Após 7 filmes* produzidos ao longo de duas décadas, a saga X-Men chega ao fim com este «Dark Phoenix» – se entretanto os estúdios da Fox e da Marvel não encantarem um novo prolongamento da série. Mas tudo aponta para que esta seja a última aventura do grupo. E que aventura insossa que é.

Este último capítulo centra-se na segunda persona de Jean Grey, a mais poderosa dos mutantes deste universo. Já em The Last Stand (O Confronto Final) o passado da personagem havia sido revelado, mas os eventos ocorridos em Days of Future Past (Dias de Um Futuro Esquecido) desfizeram esse passado e reescreveram a história. É esse recontar do nascimento de Phoenix que aqui se tenta fazer, e, embora facilmente seja uma versão melhor que a de The Last Stand– o pior filme da saga –, este está longe de ser um final brilhante.

A infância de Jean, nesta versão, é totalmente fastidiosa, assemelhando-se a todas as histórias de origem dos X-Men: um evento traumático separa-a da família até que o Professor X a acolhe na sua escola de mutantes.

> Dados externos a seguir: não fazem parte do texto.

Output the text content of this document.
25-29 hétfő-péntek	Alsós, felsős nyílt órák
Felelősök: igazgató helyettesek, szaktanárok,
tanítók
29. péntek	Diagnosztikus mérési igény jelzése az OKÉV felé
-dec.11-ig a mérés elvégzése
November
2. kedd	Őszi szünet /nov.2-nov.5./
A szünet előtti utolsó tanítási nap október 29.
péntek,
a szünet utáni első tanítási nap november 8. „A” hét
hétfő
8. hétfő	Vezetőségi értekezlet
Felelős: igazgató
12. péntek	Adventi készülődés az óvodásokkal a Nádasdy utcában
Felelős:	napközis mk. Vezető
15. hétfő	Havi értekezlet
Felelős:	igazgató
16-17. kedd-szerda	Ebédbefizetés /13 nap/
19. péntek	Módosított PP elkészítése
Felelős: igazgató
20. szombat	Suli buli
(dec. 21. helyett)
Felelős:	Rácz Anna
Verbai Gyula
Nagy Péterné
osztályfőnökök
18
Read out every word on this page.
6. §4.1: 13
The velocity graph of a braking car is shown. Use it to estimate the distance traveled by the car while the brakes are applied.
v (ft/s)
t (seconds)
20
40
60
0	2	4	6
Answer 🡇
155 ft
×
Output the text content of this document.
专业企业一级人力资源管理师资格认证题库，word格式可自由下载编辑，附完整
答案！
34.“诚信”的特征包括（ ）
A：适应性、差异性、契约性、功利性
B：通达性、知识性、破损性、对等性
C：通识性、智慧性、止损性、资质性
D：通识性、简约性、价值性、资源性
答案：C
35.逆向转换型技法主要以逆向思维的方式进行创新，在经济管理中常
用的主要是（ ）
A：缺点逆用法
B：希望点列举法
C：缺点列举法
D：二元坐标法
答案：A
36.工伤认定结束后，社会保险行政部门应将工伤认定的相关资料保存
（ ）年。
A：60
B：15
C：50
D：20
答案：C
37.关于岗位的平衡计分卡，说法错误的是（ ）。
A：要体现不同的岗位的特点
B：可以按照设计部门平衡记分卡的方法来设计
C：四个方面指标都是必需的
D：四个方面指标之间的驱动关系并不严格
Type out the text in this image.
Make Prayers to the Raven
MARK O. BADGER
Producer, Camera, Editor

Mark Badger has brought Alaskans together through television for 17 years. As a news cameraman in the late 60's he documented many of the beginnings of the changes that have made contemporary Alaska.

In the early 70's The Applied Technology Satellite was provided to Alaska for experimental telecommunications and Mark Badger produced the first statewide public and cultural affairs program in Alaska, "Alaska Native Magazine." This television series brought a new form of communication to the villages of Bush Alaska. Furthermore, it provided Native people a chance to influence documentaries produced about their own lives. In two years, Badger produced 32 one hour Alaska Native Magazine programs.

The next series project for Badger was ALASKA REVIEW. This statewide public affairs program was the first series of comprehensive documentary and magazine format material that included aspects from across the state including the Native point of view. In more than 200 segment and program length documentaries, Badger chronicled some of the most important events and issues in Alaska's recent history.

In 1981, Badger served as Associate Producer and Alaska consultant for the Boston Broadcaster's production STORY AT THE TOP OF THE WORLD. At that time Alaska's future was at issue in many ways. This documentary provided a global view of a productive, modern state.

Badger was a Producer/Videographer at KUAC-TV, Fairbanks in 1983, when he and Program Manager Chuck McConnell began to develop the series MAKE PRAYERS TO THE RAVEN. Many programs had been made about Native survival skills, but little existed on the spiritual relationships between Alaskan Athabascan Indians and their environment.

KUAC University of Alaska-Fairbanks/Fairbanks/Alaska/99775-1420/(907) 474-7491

Quase duas décadas depois, encontramo-la numa missão ao espaço, juntamente com as personagens habituais, que arriscam a vida para salvar uma equipa de astronautas, cuja nave ficou descontrolada quando entrou em contacto com uma força cósmica poderosíssima. Num ato heroico, Jean fica para trás e é consumida por essa força – ou, na verdade, é ela que a consome. Eis então que os seus poderes ficam altamente amplificados e Jean se torna invencível, o que desencadeia uma série de eventos por parte daqueles que ora a temem e querem destruir, ora desejam transferir o seu poder para outro corpo.

Numa multidão de personagens, o elenco habitual, desde James McAvoy a Michael Fassbender e Jennifer Lawrence, não traz nada de novo, visto que tão pouco lhes é dado a fazer. Vinda de Game of Thrones (Guerra dos Tronos), Sophie Turner interpreta Jean competentemente, mas a sua potência é menorizada por Jessica Chastain que, como vilã, é o ponto alto das caracterizações. Porém, infelizmente, em Dark Phoenix não só o enredo é previsível, como as próprias falhas do argumento o são: personagens cujas motivações são fracas e incoerentes, diálogos de exposição desnecessários ou falas melodramáticas irrisórias são elementos que têm estado presente ao longo dos filmes da saga e que aqui se mantêm. E com um argumento desta natureza, dificilmente os atores conseguem cativar o público.

Talvez o mais frustrante neste filme seja o facto de não haver nada particularmente bom, nem nada particularmente mau sobre ele; aqui não há nada para amar, nem nada para odiar. É um filme de ação medíocre e tal não satisfaz, tanto mais porque se trata de um final anti-climático para a saga. Se há um pormenor a reter é a importância atribuída pelo guionista-realizador Simon Kinberg ao papel das emoções e do trauma no poder dos X-Men. Já em filmes anteriores a pergunta tinha sido lançada: o lado emocional das personagens torna-as mais fracas ou tão mais poderosas? A isto Dark Phoenix responde inequivocamente, mas é a única resposta que esclarece.

*Descontando a trilogia de spinoffs Wolverine, mais o par de filmes sobre Deadpool.